Jeers to organizers of the Texas Republican Convention for exploiting an endangered African elephant on June 12.
Elephants or any other wild animals are not political props or entertainment. African elephant Paige is part of the East Texas Elephant Experience, a facility located in the Greater Houston area, which on its website touts itself as “the only place in the United States that offers the opportunity to experience the amazing African elephant up close and personal.”
Humans pay $125 for a ticket, and Paige, Krissy, and Jeanie pay in misery.
Extensive research by elephant ecologists and welfare specialists shows that places like the East Texas Elephant Experience with inadequate space are especially detrimental to elephants.

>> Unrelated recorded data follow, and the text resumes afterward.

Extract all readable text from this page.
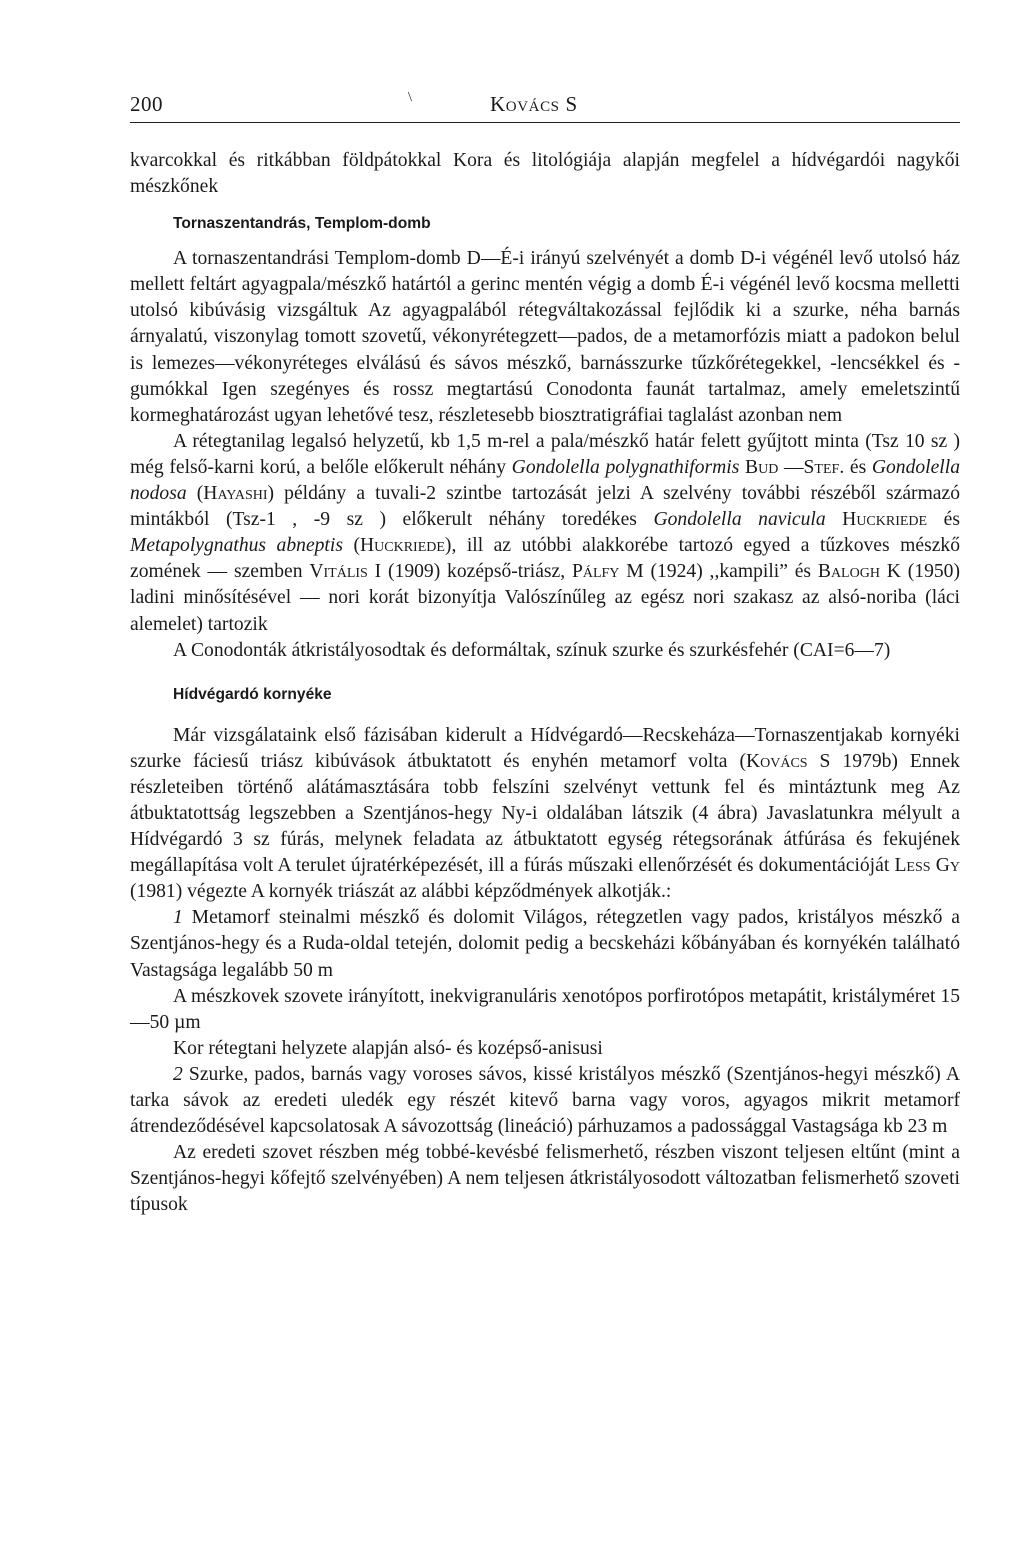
200	\	Kovács S

kvarcokkal és ritkábban földpátokkal Kora és litológiája alapján megfelel a hídvégardói nagykői mészkőnek

Tornaszentandrás, Templom-domb

A tornaszentandrási Templom-domb D—É-i irányú szelvényét a domb D-i végénél levő utolsó ház mellett feltárt agyagpala/mészkő határtól a gerinc mentén végig a domb É-i végénél levő kocsma melletti utolsó kibúvásig vizsgáltuk Az agyagpalából rétegváltakozással fejlődik ki a szurke, néha barnás árnyalatú, viszonylag tomott szovetű, vékonyrétegzett—pados, de a metamorfózis miatt a padokon belul is lemezes—vékonyréteges elválású és sávos mészkő, barnásszurke tűzkőrétegekkel, -lencsékkel és -gumókkal Igen szegényes és rossz megtartású Conodonta faunát tartalmaz, amely emeletszintű kormeghatározást ugyan lehetővé tesz, részletesebb biosztratigráfiai taglalást azonban nem

A rétegtanilag legalsó helyzetű, kb 1,5 m-rel a pala/mészkő határ felett gyűjtott minta (Tsz 10 sz ) még felső-karni korú, a belőle előkerult néhány Gondolella polygnathiformis Bud —Stef. és Gondolella nodosa (Hayashi) példány a tuvali-2 szintbe tartozását jelzi A szelvény további részéből származó mintákból (Tsz-1 , -9 sz ) előkerult néhány toredékes Gondolella navicula Huckriede és Metapolygnathus abneptis (Huckriede), ill az utóbbi alakkorébe tartozó egyed a tűzkoves mészkő zomének — szemben Vitális I (1909) kozépső-triász, Pálfy M (1924) ,,kampili” és Balogh K (1950) ladini minősítésével — nori korát bizonyítja Valószínűleg az egész nori szakasz az alsó-noriba (láci alemelet) tartozik

A Conodonták átkristályosodtak és deformáltak, színuk szurke és szurkésfehér (CAI=6—7)

Hídvégardó kornyéke

Már vizsgálataink első fázisában kiderult a Hídvégardó—Recskeháza—Tornaszentjakab kornyéki szurke fáciesű triász kibúvások átbuktatott és enyhén metamorf volta (Kovács S 1979b) Ennek részleteiben történő alátámasztására tobb felszíni szelvényt vettunk fel és mintáztunk meg Az átbuktatottság legszebben a Szentjános-hegy Ny-i oldalában látszik (4 ábra) Javaslatunkra mélyult a Hídvégardó 3 sz fúrás, melynek feladata az átbuktatott egység rétegsorának átfúrása és fekujének megállapítása volt A terulet újratérképezését, ill a fúrás műszaki ellenőrzését és dokumentációját Less Gy (1981) végezte A kornyék triászát az alábbi képződmények alkotják.:

1 Metamorf steinalmi mészkő és dolomit Világos, rétegzetlen vagy pados, kristályos mészkő a Szentjános-hegy és a Ruda-oldal tetején, dolomit pedig a becskeházi kőbányában és kornyékén található Vastagsága legalább 50 m

A mészkovek szovete irányított, inekvigranuláris xenotópos porfirotópos metapátit, kristályméret 15—50 µm

Kor rétegtani helyzete alapján alsó- és kozépső-anisusi

2 Szurke, pados, barnás vagy voroses sávos, kissé kristályos mészkő (Szentjános-hegyi mészkő) A tarka sávok az eredeti uledék egy részét kitevő barna vagy voros, agyagos mikrit metamorf átrendeződésével kapcsolatosak A sávozottság (lineáció) párhuzamos a padossággal Vastagsága kb 23 m

Az eredeti szovet részben még tobbé-kevésbé felismerhető, részben viszont teljesen eltűnt (mint a Szentjános-hegyi kőfejtő szelvényében) A nem teljesen átkristályosodott változatban felismerhető szoveti típusok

They simply cannot meet the physical needs of elephants. In the wild, elephants are usually on the move up to 20 hours a day. Both their mind and bodies are actively engaged throughout the day searching over vast areas for food, water, companions and mates, or interacting with each other and their environment.
Transporting elephants also causes them a great deal of stress and psychological harm. During transport, the animals often endure extreme temperature and pressure changes, noise, vibrations, and inadequate space.
Sadly, it doesn’t shock us that the Texas Republican Convention exploited the animal it has as its symbol. The Trump Administration continues to put elephants in peril—it has allowed the trade in elephant trophies to soar in 2025. Three hundred elephants were slaughtered so their body parts can be imported into the United States in 2025, according to a Freedom of Information Act request submitted by the Center for Biological Diversity. This compares with 114 elephant parts registered as imported in 2018 under Trump’s first term.
Any elephant killed and imported by vainglorious U.S. trophy hunters to hang on their walls of shame disgusts us. That’s why in 2021 Friends of Animals filed a rulemaking petition with the U.S. Fish and Wildlife Service to stop the importation of the sport-hunted “trophies” of threatened and endangered animals. Rest assured, we won’t stop our efforts until trophy hunting is dead.